Search code examples
c++templatesc++11concurrencyc++-amp

Using a user-specified function in a parallel_for_each in C++AMP


I am currently in the process of writing a library, and I wish to be able to allow the user to define a function (declared as restrict( amp )) and allow them to pass this function to one of my library functions for use within a concurrency::parallel_for_each loop. For instance:

template <typename T, typename Func>
void Foo( const concurrency::array_view<const T>& avParam, Func f ) 
{
     concurrency::array<T, 1> arrResult( avParam.extent );
     concurrency::parallel_for_each( avParam.extent, [=, &arrResult]( concurrency::index<1> index ) restrict(amp) {
          arrResult[index] = f( avParam[index] );
     } );

     // Do stuff...
}

I would expect this to work providing f is declared as a valid AMP-compatible function, as if I replace the function pointer f directly with the function itself in the kernel; everything works as expected. However, using f results in the following error:

Function pointer, function reference, or pointer to member function is not supported.

Is there any way I can get my desired behavior without preventing my user from using functors other than lambdas?


Solution

  • References and pointers (to a compatible type) may be used locally but cannot be captured by a lambda. Function pointers, pointer-to-pointer, and the like are not allowed; neither are static or global variables.
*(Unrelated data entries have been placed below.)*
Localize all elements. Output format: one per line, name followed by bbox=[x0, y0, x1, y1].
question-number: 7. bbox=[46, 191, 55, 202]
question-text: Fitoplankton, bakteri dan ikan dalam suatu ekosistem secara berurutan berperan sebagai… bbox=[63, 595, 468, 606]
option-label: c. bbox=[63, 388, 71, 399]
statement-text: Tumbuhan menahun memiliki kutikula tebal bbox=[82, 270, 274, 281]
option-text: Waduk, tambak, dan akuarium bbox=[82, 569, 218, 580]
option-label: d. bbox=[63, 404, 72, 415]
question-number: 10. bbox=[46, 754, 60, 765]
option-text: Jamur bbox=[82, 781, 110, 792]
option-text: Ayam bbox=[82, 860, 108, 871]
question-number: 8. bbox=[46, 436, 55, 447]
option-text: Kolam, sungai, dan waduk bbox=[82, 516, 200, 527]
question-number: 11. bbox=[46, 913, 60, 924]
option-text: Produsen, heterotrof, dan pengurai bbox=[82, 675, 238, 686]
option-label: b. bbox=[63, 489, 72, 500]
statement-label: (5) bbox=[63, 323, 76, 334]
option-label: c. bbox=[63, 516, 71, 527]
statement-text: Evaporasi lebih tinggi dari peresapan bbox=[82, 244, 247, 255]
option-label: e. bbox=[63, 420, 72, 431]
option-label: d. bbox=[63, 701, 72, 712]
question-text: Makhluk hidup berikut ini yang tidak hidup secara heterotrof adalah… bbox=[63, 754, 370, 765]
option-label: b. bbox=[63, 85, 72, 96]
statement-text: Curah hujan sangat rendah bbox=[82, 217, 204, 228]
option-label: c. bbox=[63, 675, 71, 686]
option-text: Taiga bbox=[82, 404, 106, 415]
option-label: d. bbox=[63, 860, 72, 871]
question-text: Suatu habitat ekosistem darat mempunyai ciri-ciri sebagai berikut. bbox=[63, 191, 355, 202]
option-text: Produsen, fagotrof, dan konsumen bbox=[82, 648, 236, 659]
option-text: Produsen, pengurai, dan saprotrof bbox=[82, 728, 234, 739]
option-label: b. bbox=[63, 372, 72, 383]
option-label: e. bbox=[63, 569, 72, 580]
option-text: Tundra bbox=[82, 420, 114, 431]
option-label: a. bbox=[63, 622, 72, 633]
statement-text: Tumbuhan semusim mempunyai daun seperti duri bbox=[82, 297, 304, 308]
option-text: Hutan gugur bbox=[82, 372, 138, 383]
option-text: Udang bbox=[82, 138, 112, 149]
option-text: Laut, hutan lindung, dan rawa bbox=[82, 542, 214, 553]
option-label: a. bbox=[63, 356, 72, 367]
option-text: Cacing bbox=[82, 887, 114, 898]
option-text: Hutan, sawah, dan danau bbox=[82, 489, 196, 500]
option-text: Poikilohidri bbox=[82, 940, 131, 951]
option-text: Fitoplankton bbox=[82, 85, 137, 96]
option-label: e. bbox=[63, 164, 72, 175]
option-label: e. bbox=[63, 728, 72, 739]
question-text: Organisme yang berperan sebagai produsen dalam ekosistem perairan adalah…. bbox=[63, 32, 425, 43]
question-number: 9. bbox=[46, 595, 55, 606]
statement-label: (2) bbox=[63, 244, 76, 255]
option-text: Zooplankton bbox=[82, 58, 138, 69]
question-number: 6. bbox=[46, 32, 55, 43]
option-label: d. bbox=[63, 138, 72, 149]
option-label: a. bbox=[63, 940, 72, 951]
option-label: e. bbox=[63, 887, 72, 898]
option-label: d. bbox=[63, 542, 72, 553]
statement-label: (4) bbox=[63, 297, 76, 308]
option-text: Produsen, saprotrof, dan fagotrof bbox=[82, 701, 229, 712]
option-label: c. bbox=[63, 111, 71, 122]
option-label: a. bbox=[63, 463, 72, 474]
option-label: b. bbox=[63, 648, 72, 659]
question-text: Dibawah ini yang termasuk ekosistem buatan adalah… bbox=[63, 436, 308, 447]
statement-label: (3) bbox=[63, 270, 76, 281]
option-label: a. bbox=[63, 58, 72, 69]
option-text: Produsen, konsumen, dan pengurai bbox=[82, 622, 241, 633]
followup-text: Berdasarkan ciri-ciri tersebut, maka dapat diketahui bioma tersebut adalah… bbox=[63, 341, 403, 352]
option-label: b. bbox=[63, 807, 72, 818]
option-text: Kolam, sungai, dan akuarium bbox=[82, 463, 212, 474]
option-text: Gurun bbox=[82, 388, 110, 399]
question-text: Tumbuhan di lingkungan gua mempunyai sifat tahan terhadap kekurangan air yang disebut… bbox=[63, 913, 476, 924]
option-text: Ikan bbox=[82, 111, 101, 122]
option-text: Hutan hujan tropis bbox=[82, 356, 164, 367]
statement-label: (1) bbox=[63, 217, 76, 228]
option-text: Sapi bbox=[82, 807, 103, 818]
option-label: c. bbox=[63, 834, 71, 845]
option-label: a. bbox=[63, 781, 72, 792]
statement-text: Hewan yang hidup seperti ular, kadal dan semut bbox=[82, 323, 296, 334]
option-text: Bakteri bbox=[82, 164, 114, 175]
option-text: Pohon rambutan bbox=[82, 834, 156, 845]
    Classes must meet more rules if you wish to use instances of them. They must have no virtual functions or virtual inheritance. Constructors, destructors, and other non-virtual functions are allowed. The member variables must all be of compatible types, which could of course include instances of other classes as long as those classes meet the same rules. The actual code in your amp-compatible function is not running on a CPU and therefore can’t do certain things that you might be used to doing:

    • recursion
    • pointer casting
    • use of virtual functions
    • new or delete
    • RTTI or dynamic casting

    You should write your library in terms of lambdas of functors as these can be accessed with a restrict(amp) kernel. You could do the following:

    template <typename T, typename Func>
    void Foo(const concurrency::array_view<const T>& avParam, Func f)
    {
        concurrency::array<T, 1> arrResult(avParam.extent);
        concurrency::parallel_for_each(avParam.extent, [=, &arrResult](concurrency::index<1> index) restrict(amp) 
        {
            arrResult[index] = f(avParam[index]);
        });
    
        // Do stuff...
    }
    
    template <typename T>
    class Bar
    {
    public:
        T operator()(const T& v) const restrict(amp)
        {
            return v + 2;
        }
    };
    
    int _tmain(int argc, _TCHAR* argv[])
    {
        std::vector<int> result(100, 0);
        array_view<const int, 1> result_av(result.size(), result);
    
        Foo(result_av, Bar<int>());
    
        return 0;
    }
    

    One way to think about this is that the functor or lambda equivalent creates a container that the compiler can ensure has no dependencies and the C++ AMP runtime can instantiate on the GPU. This would be much harder to achieve with a function pointer.